Kejagung Periksa Dirut PT Kilang Pertamina Internasional

Jakarta, IDN Times - Kejaksaan Agung (Kejagung) memeriksa tiga saksi terkait perkara dugaan tindak pidana korupsi dalam tata kelola minyak mentah dan produk kilang pada PT Pertamina (Persero), Sub Holding dan Kontraktor Kontrak Kerja Sama (KKKS) periode 2018 sampai 2023.
Salah satu saksi yang diperiksa adalah Direktur Utama PT Kilang Pertamina Internasional, Taufik Adityawarman (TAW).
“TAW selaku Direktur Utama PT Kilang Pertamina Internasional,” kata Kepala Pusat Penerangan Hukum (Kapuspenkum) Kejagung, Harli Siregar, dalam keterangan tertulisnya, Senin (3/3/2025).
Sementara, dua saksi lainnya yakni Manager Treasury PT Pertamina Patra Niaga berinisial ANW dan Manager QMS PT Pertamina (Persero), AA.
“Penyidik juga melakukan pemeriksaan terhadap tujuh orang tersangka yaitu YF, RS, DW, GRJ, SDS, AP, MKAR sebagai saksi untuk tersangka MK dan tersangka EC.
Pemeriksaan saksi dilakukan untuk memperkuat pembuktian dan melengkapi pemberkasan dalam perkara dimaksud,” ujar Harli.
Dalam kasus ini, Kejagung telah menetapkan sembilan tersangka yang terdiri dari enam pegawai Pertamina dan tiga pihak swasta. Salah satunya yakni Riva Siahaan selaku Direktur Utama PT Pertamina Patra Niaga.
Kemudian, SDS selaku Direktur Feed stock and Product Optimization PT Kilang Pertamina Internasional, YF selaku Direktur Utama PT Pertamina International Shiping, AP selaku VP Feed stock Management PT Kilang Pertamina International.
Selanjutnya, MKAN selaku Beneficial Owner PT Navigator Khatulistiwa, DW selaku Komisaris PT Navigator Khatulistiwa sekaligus Komisaris PT Jenggala Maritim, dan YRJ selaku Komisaris PT Jenggala Maritim sekaligus Dirut PT Orbit Terminal Mera.
Terbaru yakni Direktur Pemasaran Pusat dan Niaga PT Pertamina Patra Niaga Maya Kusmaya dan Edward Corne selaku VP Trading Produk Pertamina Patra Niaga.
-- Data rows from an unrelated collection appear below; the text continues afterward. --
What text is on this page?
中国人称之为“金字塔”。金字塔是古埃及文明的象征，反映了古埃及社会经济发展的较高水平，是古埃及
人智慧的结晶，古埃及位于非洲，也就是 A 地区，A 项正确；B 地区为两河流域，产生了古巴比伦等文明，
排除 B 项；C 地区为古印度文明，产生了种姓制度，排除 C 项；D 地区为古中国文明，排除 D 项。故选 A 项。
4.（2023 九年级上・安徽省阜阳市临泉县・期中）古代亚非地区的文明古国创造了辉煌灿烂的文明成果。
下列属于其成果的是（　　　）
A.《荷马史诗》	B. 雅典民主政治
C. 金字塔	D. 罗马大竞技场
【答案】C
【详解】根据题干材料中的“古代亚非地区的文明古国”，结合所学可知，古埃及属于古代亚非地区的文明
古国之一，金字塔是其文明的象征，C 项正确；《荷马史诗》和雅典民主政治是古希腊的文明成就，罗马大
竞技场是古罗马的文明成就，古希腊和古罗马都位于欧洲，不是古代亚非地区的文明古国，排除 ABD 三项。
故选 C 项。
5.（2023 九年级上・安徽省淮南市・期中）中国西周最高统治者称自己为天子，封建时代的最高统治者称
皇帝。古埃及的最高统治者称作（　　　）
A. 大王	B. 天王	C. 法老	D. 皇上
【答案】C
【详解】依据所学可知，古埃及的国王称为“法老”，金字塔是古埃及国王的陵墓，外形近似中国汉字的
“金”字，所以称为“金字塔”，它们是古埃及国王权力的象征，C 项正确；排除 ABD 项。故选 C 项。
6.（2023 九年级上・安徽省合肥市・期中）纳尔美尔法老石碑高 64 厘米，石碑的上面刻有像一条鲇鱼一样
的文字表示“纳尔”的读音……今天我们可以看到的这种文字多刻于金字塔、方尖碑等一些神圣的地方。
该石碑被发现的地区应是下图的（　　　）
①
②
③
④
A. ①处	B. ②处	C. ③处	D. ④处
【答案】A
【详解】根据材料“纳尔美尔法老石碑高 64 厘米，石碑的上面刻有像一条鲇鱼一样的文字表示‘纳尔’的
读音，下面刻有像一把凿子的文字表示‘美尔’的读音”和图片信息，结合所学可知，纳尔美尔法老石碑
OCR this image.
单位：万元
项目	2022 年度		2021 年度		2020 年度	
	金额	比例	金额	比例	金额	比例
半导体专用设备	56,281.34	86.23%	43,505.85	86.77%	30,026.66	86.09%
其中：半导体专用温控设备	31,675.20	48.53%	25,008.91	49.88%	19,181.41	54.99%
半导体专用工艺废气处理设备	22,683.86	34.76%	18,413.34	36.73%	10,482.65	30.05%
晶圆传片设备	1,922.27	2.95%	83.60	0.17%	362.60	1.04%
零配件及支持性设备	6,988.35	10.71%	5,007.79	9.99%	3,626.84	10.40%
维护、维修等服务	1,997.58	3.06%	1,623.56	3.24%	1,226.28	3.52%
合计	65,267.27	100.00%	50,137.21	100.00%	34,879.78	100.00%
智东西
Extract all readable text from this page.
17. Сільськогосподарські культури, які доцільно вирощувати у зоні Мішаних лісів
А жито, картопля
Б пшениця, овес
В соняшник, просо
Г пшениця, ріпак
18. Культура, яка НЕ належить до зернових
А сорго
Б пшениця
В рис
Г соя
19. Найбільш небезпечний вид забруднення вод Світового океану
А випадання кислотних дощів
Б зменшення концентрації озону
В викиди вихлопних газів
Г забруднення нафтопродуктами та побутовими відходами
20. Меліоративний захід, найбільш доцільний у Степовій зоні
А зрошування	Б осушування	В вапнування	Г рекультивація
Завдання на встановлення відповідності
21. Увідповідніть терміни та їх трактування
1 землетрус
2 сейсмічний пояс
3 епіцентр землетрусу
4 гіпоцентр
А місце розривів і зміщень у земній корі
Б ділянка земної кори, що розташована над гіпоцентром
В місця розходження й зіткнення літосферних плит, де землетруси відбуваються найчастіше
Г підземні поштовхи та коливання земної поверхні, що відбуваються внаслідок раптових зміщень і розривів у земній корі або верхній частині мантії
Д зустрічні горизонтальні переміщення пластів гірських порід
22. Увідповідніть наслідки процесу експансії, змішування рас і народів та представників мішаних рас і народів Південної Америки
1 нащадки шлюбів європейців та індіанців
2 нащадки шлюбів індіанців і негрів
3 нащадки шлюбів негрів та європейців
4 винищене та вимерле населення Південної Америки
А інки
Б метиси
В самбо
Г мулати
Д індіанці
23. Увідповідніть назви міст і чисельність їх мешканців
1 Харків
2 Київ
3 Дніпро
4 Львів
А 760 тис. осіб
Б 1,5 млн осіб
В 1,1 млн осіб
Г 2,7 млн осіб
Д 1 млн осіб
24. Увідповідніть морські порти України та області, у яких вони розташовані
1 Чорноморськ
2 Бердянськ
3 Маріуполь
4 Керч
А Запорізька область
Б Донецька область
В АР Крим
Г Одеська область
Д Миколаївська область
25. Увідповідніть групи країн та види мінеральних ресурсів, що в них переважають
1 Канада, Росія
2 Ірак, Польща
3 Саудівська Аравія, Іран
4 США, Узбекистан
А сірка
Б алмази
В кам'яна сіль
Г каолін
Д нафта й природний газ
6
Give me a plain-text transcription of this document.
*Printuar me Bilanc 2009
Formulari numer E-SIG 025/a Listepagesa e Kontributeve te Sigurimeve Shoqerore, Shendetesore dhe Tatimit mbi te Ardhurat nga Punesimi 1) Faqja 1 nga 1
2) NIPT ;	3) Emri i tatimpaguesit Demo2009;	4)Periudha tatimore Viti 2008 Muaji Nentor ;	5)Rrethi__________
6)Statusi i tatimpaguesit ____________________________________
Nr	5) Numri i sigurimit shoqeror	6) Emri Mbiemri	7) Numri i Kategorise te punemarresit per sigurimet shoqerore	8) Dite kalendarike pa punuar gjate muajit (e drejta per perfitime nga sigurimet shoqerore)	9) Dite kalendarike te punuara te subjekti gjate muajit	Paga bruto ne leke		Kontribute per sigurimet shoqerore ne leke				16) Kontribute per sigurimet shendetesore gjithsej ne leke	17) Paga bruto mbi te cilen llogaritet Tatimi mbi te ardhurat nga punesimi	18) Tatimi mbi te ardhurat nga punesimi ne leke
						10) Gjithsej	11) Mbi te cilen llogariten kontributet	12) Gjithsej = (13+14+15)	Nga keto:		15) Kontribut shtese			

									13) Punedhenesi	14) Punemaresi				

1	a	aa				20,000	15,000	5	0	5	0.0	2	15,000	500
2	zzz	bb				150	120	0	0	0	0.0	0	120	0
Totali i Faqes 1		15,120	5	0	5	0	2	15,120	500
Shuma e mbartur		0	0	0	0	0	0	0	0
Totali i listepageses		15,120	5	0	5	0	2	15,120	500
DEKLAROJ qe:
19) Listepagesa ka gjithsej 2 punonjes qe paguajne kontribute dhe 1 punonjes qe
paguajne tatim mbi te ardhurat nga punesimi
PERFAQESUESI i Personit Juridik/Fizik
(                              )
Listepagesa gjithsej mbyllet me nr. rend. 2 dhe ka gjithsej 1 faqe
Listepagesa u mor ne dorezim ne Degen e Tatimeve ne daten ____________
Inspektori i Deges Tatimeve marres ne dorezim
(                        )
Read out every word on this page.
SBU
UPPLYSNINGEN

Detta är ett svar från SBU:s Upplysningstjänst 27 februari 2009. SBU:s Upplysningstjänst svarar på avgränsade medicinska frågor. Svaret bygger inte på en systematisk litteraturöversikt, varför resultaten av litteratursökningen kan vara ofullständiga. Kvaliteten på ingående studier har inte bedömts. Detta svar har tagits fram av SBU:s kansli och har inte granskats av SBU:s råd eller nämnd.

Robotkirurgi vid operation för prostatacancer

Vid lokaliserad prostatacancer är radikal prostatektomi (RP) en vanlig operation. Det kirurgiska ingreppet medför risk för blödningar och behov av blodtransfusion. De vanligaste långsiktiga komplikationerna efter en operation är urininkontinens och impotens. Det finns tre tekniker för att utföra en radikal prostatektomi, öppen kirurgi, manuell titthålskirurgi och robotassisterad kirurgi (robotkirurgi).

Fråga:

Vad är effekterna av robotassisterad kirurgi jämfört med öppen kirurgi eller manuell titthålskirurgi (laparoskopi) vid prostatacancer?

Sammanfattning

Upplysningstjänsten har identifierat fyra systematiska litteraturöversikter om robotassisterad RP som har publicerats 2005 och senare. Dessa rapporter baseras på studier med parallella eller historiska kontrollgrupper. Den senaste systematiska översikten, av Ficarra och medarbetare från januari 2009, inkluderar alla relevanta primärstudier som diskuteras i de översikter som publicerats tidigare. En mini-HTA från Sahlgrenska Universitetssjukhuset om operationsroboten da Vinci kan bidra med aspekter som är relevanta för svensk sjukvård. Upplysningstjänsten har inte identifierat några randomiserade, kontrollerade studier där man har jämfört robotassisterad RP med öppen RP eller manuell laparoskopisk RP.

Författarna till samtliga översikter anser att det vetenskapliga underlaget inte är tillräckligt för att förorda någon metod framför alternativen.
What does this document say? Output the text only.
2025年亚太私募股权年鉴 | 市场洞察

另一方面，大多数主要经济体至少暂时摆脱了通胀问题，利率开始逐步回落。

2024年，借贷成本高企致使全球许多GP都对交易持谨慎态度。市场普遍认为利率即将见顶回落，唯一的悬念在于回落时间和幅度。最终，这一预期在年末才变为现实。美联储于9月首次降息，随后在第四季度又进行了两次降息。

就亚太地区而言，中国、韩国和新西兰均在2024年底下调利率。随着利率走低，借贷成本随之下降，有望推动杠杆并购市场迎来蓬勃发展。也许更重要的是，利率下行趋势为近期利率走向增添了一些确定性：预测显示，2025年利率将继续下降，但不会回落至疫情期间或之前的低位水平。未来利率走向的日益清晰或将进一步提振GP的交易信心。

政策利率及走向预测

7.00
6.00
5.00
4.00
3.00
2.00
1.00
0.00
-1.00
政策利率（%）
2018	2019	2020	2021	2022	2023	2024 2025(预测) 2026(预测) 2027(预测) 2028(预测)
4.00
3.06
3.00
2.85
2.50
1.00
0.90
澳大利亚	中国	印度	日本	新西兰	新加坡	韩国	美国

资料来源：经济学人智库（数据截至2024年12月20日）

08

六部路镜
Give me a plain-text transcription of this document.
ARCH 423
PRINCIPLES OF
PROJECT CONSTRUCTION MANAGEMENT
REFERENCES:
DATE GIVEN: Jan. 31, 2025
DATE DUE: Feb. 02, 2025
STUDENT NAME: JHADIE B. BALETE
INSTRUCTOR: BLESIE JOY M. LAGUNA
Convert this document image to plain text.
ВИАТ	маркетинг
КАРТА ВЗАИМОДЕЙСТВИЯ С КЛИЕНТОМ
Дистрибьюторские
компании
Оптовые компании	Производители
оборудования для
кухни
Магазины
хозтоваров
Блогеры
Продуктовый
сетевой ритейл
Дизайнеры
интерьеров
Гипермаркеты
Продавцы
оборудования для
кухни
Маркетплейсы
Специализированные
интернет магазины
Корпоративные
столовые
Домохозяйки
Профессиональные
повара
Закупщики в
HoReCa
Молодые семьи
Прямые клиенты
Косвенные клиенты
Kejagung menyebut total kerugian kuasa negara dalam perkara korupsi ini mencapai Rp193,7 triliun. Rinciannya yakni kerugian ekspor minyak mentah dalam negeri sekitar Rp35 triliun, kemudian kerugian impor minyak mentah melalui DMUT/Broker sekitar Rp2,7 triliun.
Selain itu, kerugian impor BBM melalui DMUT/Broker sekitar Rp9 triliun terdiri dari kerugian pemberian kompensasi (2023) sekitar Rp126 triliun, dan kerugian pemberian subsidi (2023) sekitar Rp21 triliun.